Pour approfondir leurs recherches, l’équipe a séquencé tous les génomes des bactéries de leur collection afin d’identifier ce qui les distingue des autres souches et ce qui pourrait expliquer les douleurs abdominales qui en résultent. Là encore, les conclusions des scientifiques ont été relativement claires.
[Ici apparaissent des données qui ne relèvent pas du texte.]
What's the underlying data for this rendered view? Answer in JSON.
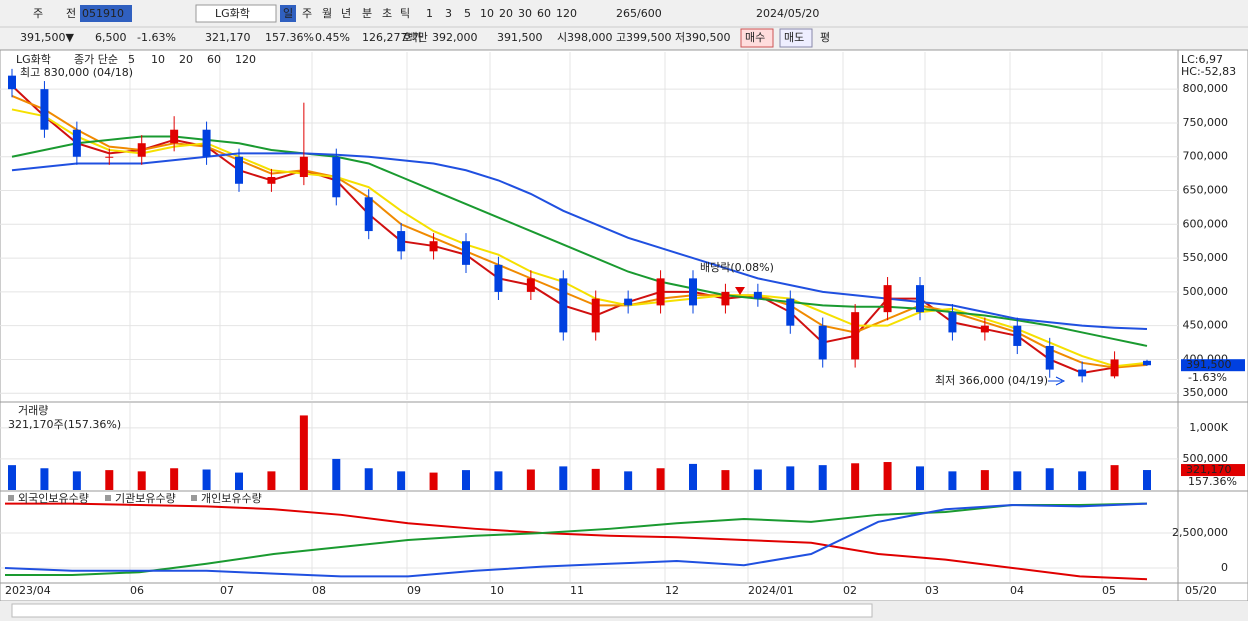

La souche bactérienne du groupe W qui se répand actuellement en Europe et dans le monde possède une centaine de gènes spécifiques, dont certains sont impliqués dans la réponse inflammatoire. « Il faut savoir que la bactérie infecte les vaisseaux qui irriguent l’abdomen et le système digestif », souligne Muhamed-Kheir Taha. « Si ces bactéries sont susceptibles d’induire une réponse inflammatoire plus forte dans les tissus, cela pourrait expliquer les douleurs abdominales ». Les scientifiques vont poursuivre leurs recherches en s’intéressant de plus près à ces gènes pour tenter de comprendre le mécanisme d’action de cette souche, ouvrant la voie à un diagnostic plus rapide d’une maladie qui fait encore chaque année quelque 135 000 morts dans le monde.